As I said at Second Reading, Gypsy, Roma and Traveller people have been a vital part of the economy of our nation—not least its agricultural sector—for many generations. Their mobility has enabled them to provide labour at the point of need for shorter or longer periods of time. The consequence of that very flexibility is that they have not acquired fixed land, property or dwellings over generations, but are constantly at the whim of the availability of sites and pitches for their vehicles and caravans. The labour shortages that presently beset us might serve as a reminder that we owe a debt to those who have provided a flexible workforce in times past. Instead, this Bill seeks to push them towards criminality while making no adequate alternative provision for them.

Amendment 149 is vital to the integrity of the Bill. It will repair the damage caused by the repeal of the Caravan Sites Act 1968 and give local authorities a statutory duty to provide authorised sites and adequate numbers of pitches. The present law is clearly failing, as the noble Baroness, Lady Whitaker, said, and as the noble Baroness, Lady Brinton, reiterated. Sixty out of 68 authorities in the south-east are not at present complying with the Government’s own planning policy. The problem with Clause 62 as it stands is that it seeks to respond only to the consequences and not to the cause. The world-renowned Desmond Tutu, formerly archbishop of Cape Town, famously remarked that it is not enough to fish bodies out of the river; we need to take a stroll upstream to see who is throwing them in. Amendment 149 addresses the cause directly; indeed, with it in place, as the noble Baroness, Lady Whitaker, said, there may be little need for any of Clause 62 as drafted.

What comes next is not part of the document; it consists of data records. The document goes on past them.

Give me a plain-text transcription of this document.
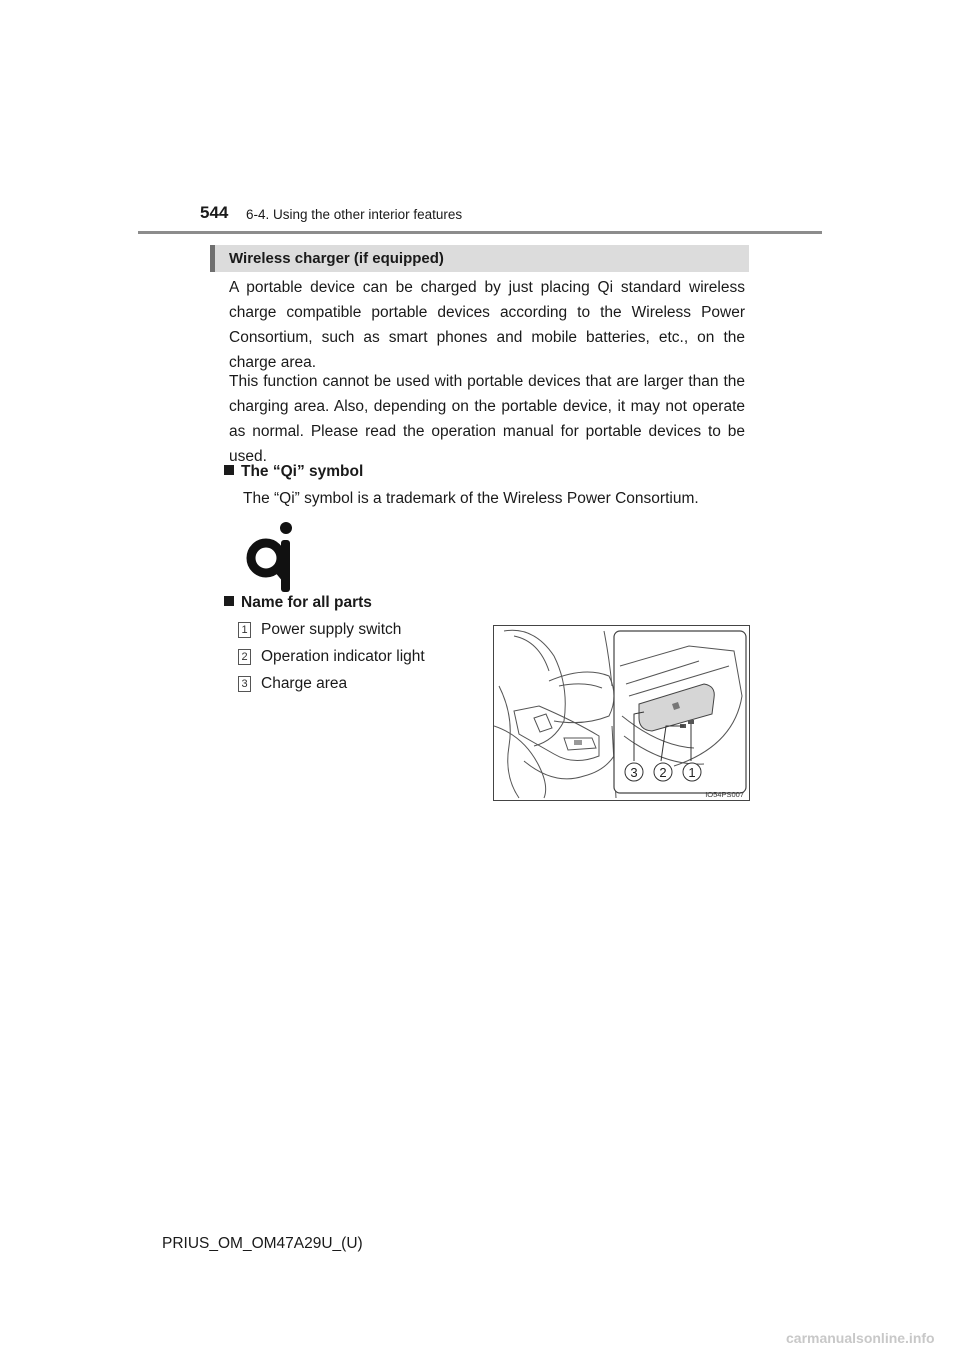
544 6-4. Using the other interior features
Wireless charger (if equipped)

A portable device can be charged by just placing Qi standard wireless charge compatible portable devices according to the Wireless Power Consortium, such as smart phones and mobile batteries, etc., on the charge area.

This function cannot be used with portable devices that are larger than the charging area. Also, depending on the portable device, it may not operate as normal. Please read the operation manual for portable devices to be used.

The “Qi” symbol
The “Qi” symbol is a trademark of the Wireless Power Consortium.
Name for all parts
1 Power supply switch
2 Operation indicator light
3 Charge area
3 2 1
IO54PS007
PRIUS_OM_OM47A29U_(U)
carmanualsonline.info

The present situation, with a planning policy but no clear statutory duty, places local authorities in an unenviable position. There are few, if any, votes in providing sites for Travellers; if there were, undoubtedly the planning policy would be upheld. On these Benches, we understand that sometimes the role of a bishop is to take responsibility for the unpopular decision that no parish priest dare take for fear of alienating some among their congregation. Amendment 149 will provide similar support for local councillors and council officers who seek to provide for Gypsy, Roma and Traveller people, sometimes in the teeth of hostile and prejudiced opposition.

Sometimes Ministers respond to requests for amendments such as this by indicating that the issue has merit but that some other, future Bill is the more proper route through which to deal with it. However, in this case, such argument should be afforded very little weight. Amendment 149 is not tacked on to a clause seeking to deal with very different matters; it lies at the heart of tackling the issues that Clause 62 purports to address. If there is to be a Clause 62 at all—and that is a matter for your Lordships’ consideration —this amendment is central to it.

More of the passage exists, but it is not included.